This is our second straight SROTW to come from the Spring 2011 issue of Weird Tales, which has held to a very high level of quality under editor-in-chief Ann VanderMeer and her excellent staff, including Mary Robinette Kowal as art director. One thing I like about the current staff's approach to Weird Tales is the diversity of stories they are publishing, including high fantasy, dark fantasy, absurdist work, even a smattering of science fiction.
"The Trojan Girl" starts out as a werewolf tale, but soon shapeshifts into a science fiction story about rogue artificial intelligences. The protagonist Meroe is the co-leader of a pack of programs, which inhabits the "Amorph," a future version of the Internet using direct brain interfaces. The story tells of their hunt for a new inhabitant of their world, whose astonishingly pure code they hope to scavenge. As the story title suggests, there is more to her code than they realize.
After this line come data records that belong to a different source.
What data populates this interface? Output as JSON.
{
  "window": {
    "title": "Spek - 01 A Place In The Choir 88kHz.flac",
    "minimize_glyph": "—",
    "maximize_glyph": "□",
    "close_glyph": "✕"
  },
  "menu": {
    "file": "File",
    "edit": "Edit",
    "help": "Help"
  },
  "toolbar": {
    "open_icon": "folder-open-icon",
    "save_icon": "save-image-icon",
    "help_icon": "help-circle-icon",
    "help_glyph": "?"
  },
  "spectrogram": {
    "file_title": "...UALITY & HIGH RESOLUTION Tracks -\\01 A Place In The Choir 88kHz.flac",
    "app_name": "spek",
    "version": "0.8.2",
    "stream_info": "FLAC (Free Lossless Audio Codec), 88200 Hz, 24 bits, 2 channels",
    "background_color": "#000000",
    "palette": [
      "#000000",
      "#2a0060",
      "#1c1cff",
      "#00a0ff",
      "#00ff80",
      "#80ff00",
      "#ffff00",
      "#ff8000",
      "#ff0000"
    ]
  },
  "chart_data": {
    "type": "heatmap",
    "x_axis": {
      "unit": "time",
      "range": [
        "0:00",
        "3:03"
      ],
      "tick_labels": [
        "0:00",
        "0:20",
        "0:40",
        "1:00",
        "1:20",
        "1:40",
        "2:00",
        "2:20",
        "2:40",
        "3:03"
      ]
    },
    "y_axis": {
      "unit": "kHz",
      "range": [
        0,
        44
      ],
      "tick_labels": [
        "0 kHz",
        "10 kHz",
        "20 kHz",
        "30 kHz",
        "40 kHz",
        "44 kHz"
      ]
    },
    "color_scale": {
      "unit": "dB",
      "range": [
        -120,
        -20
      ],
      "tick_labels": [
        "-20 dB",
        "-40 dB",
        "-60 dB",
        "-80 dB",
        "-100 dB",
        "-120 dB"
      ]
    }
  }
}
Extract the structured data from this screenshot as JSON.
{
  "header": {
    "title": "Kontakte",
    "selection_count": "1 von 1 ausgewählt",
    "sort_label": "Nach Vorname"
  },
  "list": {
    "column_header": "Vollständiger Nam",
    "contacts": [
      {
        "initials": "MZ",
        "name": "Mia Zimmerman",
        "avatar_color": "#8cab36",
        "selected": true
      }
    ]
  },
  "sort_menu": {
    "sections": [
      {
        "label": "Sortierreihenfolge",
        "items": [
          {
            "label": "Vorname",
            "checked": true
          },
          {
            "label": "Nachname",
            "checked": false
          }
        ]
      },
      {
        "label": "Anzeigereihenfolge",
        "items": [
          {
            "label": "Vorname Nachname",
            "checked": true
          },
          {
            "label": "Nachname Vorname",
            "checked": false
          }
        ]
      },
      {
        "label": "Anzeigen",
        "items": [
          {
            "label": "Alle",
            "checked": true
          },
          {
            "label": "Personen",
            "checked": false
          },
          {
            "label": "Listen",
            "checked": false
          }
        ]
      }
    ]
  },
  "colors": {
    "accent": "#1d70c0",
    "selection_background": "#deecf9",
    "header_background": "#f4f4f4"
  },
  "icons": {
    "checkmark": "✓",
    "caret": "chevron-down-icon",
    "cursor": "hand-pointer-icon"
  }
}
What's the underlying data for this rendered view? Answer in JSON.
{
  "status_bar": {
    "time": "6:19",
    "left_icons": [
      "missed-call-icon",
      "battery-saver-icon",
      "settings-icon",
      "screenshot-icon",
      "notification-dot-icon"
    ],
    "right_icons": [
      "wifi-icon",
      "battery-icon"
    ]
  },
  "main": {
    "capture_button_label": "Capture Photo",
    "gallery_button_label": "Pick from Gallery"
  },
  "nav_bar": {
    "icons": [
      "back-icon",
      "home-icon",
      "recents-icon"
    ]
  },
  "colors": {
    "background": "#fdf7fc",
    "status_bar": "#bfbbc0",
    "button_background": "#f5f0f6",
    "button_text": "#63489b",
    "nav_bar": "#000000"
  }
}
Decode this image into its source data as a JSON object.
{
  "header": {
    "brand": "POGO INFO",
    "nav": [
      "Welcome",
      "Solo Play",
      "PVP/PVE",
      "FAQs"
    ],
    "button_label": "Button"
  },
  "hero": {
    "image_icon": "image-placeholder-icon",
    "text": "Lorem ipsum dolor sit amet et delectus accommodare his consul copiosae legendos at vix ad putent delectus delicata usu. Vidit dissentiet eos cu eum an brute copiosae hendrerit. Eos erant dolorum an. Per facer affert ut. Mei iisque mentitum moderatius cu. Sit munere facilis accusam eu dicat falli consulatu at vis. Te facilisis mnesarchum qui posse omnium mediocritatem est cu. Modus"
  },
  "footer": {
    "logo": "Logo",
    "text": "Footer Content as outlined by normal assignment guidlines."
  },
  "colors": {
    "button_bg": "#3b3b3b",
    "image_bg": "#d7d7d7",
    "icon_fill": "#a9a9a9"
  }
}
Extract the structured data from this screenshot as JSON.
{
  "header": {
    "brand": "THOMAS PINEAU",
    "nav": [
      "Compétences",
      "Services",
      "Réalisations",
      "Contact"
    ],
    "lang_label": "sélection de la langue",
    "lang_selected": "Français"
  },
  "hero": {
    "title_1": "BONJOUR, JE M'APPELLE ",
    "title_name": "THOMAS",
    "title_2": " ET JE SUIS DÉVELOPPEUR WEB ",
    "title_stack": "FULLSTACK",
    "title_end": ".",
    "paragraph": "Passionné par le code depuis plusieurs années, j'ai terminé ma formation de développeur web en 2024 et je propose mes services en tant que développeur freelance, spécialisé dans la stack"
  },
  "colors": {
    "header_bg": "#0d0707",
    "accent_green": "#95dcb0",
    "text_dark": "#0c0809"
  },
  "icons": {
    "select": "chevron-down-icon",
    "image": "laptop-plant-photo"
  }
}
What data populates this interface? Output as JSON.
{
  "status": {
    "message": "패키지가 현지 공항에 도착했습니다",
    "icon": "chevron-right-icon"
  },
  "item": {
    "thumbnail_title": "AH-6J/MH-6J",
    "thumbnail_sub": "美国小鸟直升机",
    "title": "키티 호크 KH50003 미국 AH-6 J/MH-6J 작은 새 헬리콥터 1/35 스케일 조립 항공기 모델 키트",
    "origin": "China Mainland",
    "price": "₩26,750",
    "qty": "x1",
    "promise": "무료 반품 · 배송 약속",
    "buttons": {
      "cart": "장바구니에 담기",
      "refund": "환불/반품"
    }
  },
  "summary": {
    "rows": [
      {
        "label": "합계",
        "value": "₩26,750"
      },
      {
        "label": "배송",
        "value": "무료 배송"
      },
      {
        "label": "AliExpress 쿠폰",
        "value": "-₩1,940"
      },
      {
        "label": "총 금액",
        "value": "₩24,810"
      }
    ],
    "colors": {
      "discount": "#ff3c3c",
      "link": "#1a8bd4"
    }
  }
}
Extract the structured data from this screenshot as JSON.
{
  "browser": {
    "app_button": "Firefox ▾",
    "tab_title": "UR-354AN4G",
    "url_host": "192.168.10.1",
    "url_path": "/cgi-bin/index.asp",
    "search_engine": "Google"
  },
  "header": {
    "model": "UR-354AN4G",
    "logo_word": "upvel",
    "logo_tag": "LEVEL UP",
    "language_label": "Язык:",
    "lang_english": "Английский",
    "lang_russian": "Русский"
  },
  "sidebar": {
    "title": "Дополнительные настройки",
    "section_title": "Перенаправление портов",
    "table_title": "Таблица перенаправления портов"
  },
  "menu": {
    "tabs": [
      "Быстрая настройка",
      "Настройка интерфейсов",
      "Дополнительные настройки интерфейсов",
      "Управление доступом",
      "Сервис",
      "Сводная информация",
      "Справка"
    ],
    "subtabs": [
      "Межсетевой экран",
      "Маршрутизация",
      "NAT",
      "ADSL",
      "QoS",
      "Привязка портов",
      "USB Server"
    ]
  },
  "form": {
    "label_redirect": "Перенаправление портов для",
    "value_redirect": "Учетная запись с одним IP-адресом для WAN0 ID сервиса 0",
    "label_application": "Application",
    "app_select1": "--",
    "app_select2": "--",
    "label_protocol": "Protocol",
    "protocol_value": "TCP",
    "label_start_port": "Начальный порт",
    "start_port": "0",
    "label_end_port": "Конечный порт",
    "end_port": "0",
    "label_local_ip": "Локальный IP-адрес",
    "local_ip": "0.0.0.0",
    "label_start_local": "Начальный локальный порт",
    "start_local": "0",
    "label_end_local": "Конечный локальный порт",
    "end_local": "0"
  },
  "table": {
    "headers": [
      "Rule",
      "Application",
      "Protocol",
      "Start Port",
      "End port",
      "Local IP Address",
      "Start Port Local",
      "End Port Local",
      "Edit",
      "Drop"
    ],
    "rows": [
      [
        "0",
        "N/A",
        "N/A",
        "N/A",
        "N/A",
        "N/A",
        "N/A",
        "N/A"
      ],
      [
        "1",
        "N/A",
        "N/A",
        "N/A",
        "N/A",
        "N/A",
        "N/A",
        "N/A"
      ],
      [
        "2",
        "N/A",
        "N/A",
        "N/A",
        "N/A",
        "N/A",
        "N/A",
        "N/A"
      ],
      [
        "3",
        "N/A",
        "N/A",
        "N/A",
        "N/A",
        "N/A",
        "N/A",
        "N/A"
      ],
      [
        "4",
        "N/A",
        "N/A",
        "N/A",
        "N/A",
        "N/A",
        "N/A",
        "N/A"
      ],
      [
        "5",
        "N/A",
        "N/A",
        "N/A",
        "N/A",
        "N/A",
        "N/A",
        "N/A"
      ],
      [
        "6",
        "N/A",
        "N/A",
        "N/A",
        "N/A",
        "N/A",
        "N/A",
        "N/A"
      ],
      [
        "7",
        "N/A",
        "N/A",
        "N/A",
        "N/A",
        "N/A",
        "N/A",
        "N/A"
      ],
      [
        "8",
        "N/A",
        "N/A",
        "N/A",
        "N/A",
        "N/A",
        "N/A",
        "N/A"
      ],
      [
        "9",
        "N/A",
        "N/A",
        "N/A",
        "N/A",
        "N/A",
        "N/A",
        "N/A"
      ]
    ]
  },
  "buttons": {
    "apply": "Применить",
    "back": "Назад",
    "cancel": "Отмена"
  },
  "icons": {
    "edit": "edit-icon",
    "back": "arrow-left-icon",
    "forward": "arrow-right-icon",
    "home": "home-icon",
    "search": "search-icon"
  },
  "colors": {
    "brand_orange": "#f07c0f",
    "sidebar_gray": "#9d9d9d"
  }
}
Jemisin's focus is on the mood of the piece, not the underlying technologies. She tells us only fleetingly of the nature of this electronic wolfpack, but it is enough to satisfy. Jemisin does a marvelous job of generating sympathy for her powerful yet childlike characters:
In the Amorph, there were times that passed for night--periods when the Amorph had an 80% or greater likelihood of stability, and they downclocked to run routine maintenance. In these times Meroe would lie close to Zoroastrian and touch her. He could not articulate what he craved, but she seemed to understand. She touched him back. Sometimes, when the craving was particularly fierce, she summoned another of their group, usually Neverwhen. They would press close to one another until their outer boundaries overlapped. All their features, all their flaws, they shared. Then and only then, wrapped in their comfort, would Meroe allow himself to shut down.
Sometimes he wondered what humans did, if and when they had similar needs.
N.K. Jemisin was a Hugo nominee last year for her short story "Non-Zero Probabilities," and is on this year's best novel ballot for The Hundred Thousand Kingdoms. I like "The Trojan Girl" even better than those award-nominated works.